Comments that groundlessly condemn weight loss surgery can harm potential patients just as much if not more. Eligible candidates might decide not to get the surgery in part because of your position. First, your comments can lead to a feeling of shame for even considering bariatric surgery to fight obesity. This is unjust, since the post-surgery diet is strict and requires a lifetime of attention, just as “The Biggest Loser” contestants must modify their own diets for the rest of their lives to maintain weight loss.

Secondly, your comments on the show seem to imply weight loss surgery does not work. While there are patients who do not respond to surgery, and complications are always a threat, the scientific literature overwhelmingly agrees that weight loss surgery is a viable option for the treatment of morbid obesity.

Furthermore, the scientific community largely agrees that weight loss surgery can improve health and metabolic parameters. To varying degrees, methods such as gastric bypass, adjustable gastric band, and gastric sleeve have been linked to improvements in diabetes and other obesity-related conditions, such as hypertension, sleep apnea, and dyslipidemia. The UK’s healthcare system, known as the National Health System or NHS, is so convinced of bariatric surgery’s effectiveness, safety, and cost savings potential it covers bariatric surgery procedures.

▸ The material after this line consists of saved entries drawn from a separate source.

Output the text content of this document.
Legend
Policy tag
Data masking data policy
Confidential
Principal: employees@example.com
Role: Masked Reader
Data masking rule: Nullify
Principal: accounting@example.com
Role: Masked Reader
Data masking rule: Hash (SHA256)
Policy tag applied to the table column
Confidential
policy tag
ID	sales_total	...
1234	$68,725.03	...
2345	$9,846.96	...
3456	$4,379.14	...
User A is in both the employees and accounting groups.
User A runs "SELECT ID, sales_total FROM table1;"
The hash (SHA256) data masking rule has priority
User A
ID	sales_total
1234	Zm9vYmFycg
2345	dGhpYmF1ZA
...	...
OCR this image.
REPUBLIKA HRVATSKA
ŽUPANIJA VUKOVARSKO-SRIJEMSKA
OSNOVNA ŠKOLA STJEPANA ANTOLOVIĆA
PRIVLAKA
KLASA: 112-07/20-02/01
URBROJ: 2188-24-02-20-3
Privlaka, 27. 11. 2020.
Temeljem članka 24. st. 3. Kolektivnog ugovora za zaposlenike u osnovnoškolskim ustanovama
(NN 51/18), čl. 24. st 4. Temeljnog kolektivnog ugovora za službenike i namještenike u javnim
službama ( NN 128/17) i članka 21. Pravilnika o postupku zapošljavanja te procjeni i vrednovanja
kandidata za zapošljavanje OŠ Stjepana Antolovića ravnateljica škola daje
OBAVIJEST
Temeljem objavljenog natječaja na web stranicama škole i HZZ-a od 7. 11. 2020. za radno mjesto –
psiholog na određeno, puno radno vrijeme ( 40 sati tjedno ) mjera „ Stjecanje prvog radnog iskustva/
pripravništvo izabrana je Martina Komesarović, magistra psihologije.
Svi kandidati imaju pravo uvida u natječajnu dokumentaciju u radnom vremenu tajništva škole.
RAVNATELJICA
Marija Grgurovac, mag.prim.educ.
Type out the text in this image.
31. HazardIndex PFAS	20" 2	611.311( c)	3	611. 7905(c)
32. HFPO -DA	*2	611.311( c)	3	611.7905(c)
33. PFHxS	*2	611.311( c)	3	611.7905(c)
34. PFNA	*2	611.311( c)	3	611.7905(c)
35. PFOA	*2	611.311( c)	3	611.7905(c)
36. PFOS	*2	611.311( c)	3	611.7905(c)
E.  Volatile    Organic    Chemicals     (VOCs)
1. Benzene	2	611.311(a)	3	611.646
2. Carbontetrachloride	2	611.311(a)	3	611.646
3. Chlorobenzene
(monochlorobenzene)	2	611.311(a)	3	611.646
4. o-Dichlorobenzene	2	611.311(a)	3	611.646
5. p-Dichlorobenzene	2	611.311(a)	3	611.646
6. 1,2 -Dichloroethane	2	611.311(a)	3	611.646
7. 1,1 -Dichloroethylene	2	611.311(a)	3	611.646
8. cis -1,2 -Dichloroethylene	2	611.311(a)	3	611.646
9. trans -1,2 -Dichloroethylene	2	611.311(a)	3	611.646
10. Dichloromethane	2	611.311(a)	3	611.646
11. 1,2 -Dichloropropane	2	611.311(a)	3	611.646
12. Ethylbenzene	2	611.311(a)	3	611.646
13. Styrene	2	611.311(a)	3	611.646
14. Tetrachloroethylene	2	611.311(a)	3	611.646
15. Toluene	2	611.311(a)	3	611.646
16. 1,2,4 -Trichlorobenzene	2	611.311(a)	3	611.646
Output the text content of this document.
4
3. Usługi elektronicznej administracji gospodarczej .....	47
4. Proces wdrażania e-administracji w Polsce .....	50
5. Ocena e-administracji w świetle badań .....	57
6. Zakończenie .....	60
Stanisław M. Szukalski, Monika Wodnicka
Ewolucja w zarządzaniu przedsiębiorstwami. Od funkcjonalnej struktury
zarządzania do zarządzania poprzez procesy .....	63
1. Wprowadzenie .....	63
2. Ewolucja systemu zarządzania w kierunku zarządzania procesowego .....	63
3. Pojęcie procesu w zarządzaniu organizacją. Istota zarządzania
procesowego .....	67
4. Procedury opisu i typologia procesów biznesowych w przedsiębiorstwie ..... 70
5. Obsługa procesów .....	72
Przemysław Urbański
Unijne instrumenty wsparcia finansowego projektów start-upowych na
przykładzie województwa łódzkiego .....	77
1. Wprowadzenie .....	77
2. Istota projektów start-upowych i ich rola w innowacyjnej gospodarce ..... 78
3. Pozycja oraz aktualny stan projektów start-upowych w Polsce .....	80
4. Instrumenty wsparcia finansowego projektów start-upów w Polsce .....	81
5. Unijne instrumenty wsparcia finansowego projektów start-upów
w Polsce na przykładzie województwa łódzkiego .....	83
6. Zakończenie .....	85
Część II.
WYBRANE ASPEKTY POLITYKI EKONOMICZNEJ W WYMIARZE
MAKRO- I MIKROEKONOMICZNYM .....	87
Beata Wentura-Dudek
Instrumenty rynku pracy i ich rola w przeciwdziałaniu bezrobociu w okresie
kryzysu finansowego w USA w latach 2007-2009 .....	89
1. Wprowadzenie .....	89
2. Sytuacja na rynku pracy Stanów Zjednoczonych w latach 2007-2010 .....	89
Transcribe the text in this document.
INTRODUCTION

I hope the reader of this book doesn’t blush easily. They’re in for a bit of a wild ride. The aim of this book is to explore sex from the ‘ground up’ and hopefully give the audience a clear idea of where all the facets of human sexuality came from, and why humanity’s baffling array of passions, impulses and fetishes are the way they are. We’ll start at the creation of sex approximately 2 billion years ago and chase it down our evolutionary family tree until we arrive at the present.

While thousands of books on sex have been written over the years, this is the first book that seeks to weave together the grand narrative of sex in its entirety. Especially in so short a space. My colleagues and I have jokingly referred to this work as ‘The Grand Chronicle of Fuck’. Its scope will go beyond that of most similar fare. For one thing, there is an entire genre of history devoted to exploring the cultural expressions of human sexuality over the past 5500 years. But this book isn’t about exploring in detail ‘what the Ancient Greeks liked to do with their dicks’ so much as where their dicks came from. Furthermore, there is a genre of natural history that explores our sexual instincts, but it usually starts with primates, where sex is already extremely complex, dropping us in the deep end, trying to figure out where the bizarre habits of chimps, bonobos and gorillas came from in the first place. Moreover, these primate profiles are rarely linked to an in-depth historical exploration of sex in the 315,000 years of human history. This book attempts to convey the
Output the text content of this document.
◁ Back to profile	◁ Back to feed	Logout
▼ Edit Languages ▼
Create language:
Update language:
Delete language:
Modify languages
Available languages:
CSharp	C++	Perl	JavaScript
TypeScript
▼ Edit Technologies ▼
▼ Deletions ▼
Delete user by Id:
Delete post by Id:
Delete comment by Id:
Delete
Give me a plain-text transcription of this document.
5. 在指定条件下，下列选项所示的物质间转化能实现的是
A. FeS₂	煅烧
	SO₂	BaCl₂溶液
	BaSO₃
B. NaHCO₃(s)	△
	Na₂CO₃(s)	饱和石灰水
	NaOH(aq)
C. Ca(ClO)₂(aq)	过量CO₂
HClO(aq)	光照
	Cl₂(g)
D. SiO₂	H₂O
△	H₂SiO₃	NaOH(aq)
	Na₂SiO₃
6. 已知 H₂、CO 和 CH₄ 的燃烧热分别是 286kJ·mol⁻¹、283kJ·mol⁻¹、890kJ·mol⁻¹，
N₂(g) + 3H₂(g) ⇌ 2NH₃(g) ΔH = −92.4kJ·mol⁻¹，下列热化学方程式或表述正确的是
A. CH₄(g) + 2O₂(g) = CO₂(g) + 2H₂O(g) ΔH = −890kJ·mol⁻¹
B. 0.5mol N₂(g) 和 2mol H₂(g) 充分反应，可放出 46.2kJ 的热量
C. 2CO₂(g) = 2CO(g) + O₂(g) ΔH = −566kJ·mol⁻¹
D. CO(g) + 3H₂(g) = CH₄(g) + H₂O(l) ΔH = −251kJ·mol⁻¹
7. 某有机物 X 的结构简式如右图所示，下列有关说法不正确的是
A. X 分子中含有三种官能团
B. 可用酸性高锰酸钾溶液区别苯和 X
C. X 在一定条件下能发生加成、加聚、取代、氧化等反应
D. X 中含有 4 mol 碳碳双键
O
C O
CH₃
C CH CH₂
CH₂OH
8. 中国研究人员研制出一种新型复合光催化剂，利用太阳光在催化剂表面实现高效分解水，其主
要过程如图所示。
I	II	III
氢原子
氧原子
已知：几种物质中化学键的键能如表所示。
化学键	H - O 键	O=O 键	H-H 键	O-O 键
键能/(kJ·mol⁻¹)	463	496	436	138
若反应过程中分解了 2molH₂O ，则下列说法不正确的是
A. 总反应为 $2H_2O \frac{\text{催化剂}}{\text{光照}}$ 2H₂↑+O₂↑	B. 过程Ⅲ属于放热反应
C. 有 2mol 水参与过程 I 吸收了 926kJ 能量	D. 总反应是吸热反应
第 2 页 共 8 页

Unconditionally stating that weight loss surgery is the wrong choice is particularly unfair given that The Biggest Loser contestants do not always achieve or maintain their goal weights. An article on Today.com, which is owned by NBC, looked at initial, finale, and current weights of selected contestants from the first 11 seasons of the show. Of the 56 contestants they highlighted, 20 were within 10 pounds of their finale weights, and 8 had gained back at least 40 pounds since the finale.

These results are impressive but not perfect. And, The Biggest Loser is not for everyone. So far, only hundreds of individuals have been lucky enough to have the opportunity to lose weight on the show. For a few others, losing weight at one of The Biggest Loser resorts is an option – but not a practical one for most people. At $3,000 per week, it could take $50,000 or $100,000 or more to reach goal weight, not including time out from work and life.

Weight loss surgery may be the only practical choice for people who have work and family obligations, and who live within a budget. People struggling with obesity do not choose weight loss surgery because they think it will be easy. They choose it because they have no other choice. Nothing else has worked for them. For me and hundreds of thousands of other weight loss surgery patients, it worked.

Because of this, I ask you again to please stop publicly attacking weight loss surgery without explanation. You and I and everyone else who is connected to obesity knows what a terrible disease it is. We should join forces in fighting it. Let’s work together to get the greatest possible number of people healthy, and not work against each other with derogatory and divisive comments.

Thank you for all of your hard work and commitment to fighting obesity. You have established yourself as one of the most influential health experts in obesity, and I hope you will use your voice in a positive way. Thank you for considering this.